It Shouldn’t be This Hard to Get Our MS Medications

I got a phone call from my MS One to One nurse, Lynn, a few days ago. One to One is the patient support service provided by Sanofi Genzyme for patients on the biotech company’s MS disease-modifying therapies (DMTs) Lemtrada (alemtuzumab) and Aubagio (teriflunomide). Lynn called to ensure that all of the paperwork was up-to-date and ready for my second round of Lemtrada infusions, which is scheduled to begin the second week of April. She told me that all of the insurance was approved and I’m good to go.

I’ve been very fortunate. I’ve never had a problem getting prompt approval of my medications, whether I was using commercial medical insurance or while on Medicare. Over the nearly 40 years since my MS diagnosis, I’ve been on four DMTs. I credit my neurologist and her top-notch staff for my smooth sailing.
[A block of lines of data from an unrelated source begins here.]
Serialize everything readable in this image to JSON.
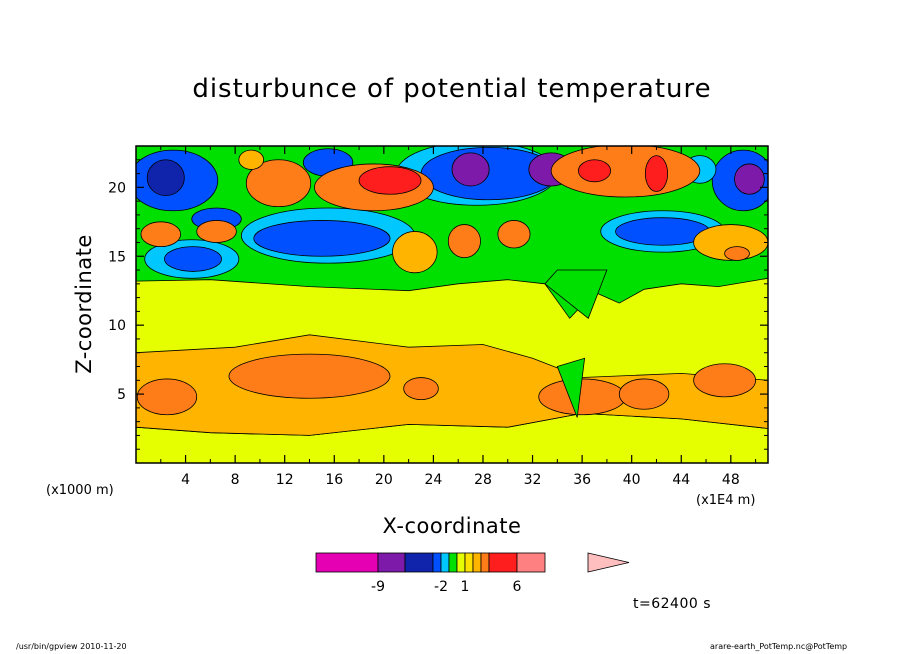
{
  "chart_data": {
    "type": "heatmap",
    "title": "disturbunce of potential temperature",
    "xlabel": "X-coordinate",
    "ylabel": "Z-coordinate",
    "x_unit_left": "(x1000 m)",
    "x_unit_right": "(x1E4 m)",
    "xlim": [
      0,
      51
    ],
    "ylim": [
      0,
      23
    ],
    "x_ticks": [
      4,
      8,
      12,
      16,
      20,
      24,
      28,
      32,
      36,
      40,
      44,
      48
    ],
    "y_ticks": [
      5,
      10,
      15,
      20
    ],
    "colorbar": {
      "labels": [
        "-9",
        "-2",
        "1",
        "6"
      ],
      "colors": [
        "#e600b4",
        "#7d1aaa",
        "#0f24aa",
        "#0050ff",
        "#00c8ff",
        "#00e000",
        "#e6ff00",
        "#ffe100",
        "#ffb400",
        "#ff7d19",
        "#ff1e1e",
        "#ff8080",
        "#ffbfbf"
      ]
    },
    "time_label": "t=62400 s"
  },
  "footer": {
    "left": "/usr/bin/gpview 2010-11-20",
    "right": "arare-earth_PotTemp.nc@PotTemp"
  }
}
But others haven’t been as lucky. A fellow MS patient, Jamie, who writes the Multiple Experiences blog had a horrible insurance experience right before her second round of Ocrevus (ocrelizumab) infusions. Here’s how Jamie describes it:

“I have no words. I’m so frustrated that the only thing I could do was cry. My insurance made some error and terminated me on one of their systems. I knew about this since last week and I had an escalated adjustment that was being done. I didn’t find out until yesterday they didn’t do it by accident when I called for something else. However the kicker is that the error that terminated me, terminated me in my authorization department. My Ocrevus infusion authorization is now voided. I found this out at 9am. My appointment was at 10:30. I’ve spent the last 2+ hours on the phone with the insurance and the infusion place, crying. Knowing it will all be fixed just let me get my medicine done but that hasn’t happened yet. It’s been another awful day trying to get this infusion done and I didn’t even get the actual infusion which still may have side effects. Now a snow storm is coming tomorrow in NY. I am just exhausted from all this.”

 And a short while later she wrote:

“Somehow, someway, we are on the way. IV line in but still waiting on medicine. Happy to say my veins cooperated on the second try. Now the pharmacy called hat they only had 300mg f the Ocrevus when the orders clearly say 600 mg. Now they are calling my doctor for clarification. Where the other 300mg is coming from, I don’t know.”

 

That second 300 mg didn’t arrive that day. So, Jamie had to receive her infusion in two steps. That’s the protocol for the first round of Ocrevus but not for the second. She finally received the second 300 mg infusion a week later.

It’s not just an insurance company problem

This kind of problem isn’t unique to any single medication, pharmaceutical company, or insurance provider. It frequently seems to be the doctor who’s at fault.

For example, a user on the Lemtrada for MS treatment Facebook group recently posted her frustration about how she’s been waiting for approval for Lemtrada since November. She complained that it’s because her doctor keeps dropping the ball, failing to contact the insurance company despite several requests.

Others quickly chimed in with similar experiences.

What ‘health care’ should mean

Health care involves more than just providing medical care to a patient. We, as patients, expect to receive care that includes the paperwork; care that includes coordinating with insurance companies in a fast and efficient manner. Doctors and medical facilities should treat this as an obligation. It’s too bad that too many don’t.

(This post first appeared as my column on the Multiple Sclerosis News Today website).